Speaking with the Atlantic Council, Dr. Al Jaber called for investment across the value chain to strengthen the global energy economy. As part of this plan, ADNOC itself is moving forward with a new phase of world-scale project execution, he recounted, including accelerating construction of a second pipeline to double export capacity through Fujairah Port, which bypasses the Strait of Hormuz. 



“Right now, too much of the world’s energy still moves through too few chokepoints,” he said. “That is exactly why the UAE made the decision more than a decade ago to invest in infrastructure that bypasses the Strait. And it is why we moved ahead with our second pipeline in 2025. Today it is already 50 percent complete, and we are accelerating delivery toward 2027.”



Dr. Al Jaber said ADNOC remained committed to its $150 billion (AED551 billion) five-year capital expenditure (CAPEX) program to enhance its operations, drive growth and meet global energy demand. “As a sector, we are dangerously underinvested. Upstream investment is sitting at around $400 billion a year, which barely offsets natural decline rates. Global spare capacity is around 3 million barrels a day. It should be closer to 5. And in just two months, the world drew-down around 250 million barrels from storage. We have 30 to 35 days of effective cover. We need to at least double that.”



Dr. Al Jaber went on to highlight wider supply chain fragility. “Hormuz is not just an oil story. It is an everything story, he said. “Think about it: we are talking LNG, jet fuel, fertilizer, aluminium, helium, critical minerals, plastics, consumer goods and general cargo. In other words, the entire supply chain of the modern global economy, from the food on your table, to the planes in the sky, to the chips in your phone.
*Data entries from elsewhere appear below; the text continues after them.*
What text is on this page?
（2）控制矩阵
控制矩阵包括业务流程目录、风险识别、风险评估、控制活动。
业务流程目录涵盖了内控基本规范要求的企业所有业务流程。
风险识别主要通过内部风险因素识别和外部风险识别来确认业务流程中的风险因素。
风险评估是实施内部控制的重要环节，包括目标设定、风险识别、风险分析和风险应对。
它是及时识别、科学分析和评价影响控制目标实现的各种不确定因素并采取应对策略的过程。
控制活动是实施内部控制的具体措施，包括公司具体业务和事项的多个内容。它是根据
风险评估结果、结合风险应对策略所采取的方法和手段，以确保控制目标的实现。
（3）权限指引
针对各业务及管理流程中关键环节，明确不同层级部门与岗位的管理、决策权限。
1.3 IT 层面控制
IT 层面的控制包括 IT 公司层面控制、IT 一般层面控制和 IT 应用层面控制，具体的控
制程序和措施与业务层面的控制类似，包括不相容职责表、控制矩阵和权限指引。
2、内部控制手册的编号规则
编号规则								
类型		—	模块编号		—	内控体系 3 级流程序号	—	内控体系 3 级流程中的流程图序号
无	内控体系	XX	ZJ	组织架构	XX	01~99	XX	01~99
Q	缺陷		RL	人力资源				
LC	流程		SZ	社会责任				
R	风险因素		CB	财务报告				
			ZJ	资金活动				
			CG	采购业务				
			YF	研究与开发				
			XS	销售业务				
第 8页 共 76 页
He continued: “Fuel prices are up 30 percent, fertilizer is up 50 percent, airfares are up 25 percent. Every farm, factory and family is paying the price. And the ones who are most vulnerable end up carrying the heaviest load. One stat that really stands out: Just over 80 days into this conflict and almost 80 countries have now taken emergency measures to support their economies.”



Detailing the impact of the conflict on oil markets, Dr. Al Jaber noted that while ADNOC can ramp up its oil production in a matter of weeks, it will take four months for oil flows through the Strait of Hormuz to return to 80 per cent of pre-conflict levels and full flows will not return before the first or second quarter of 2027.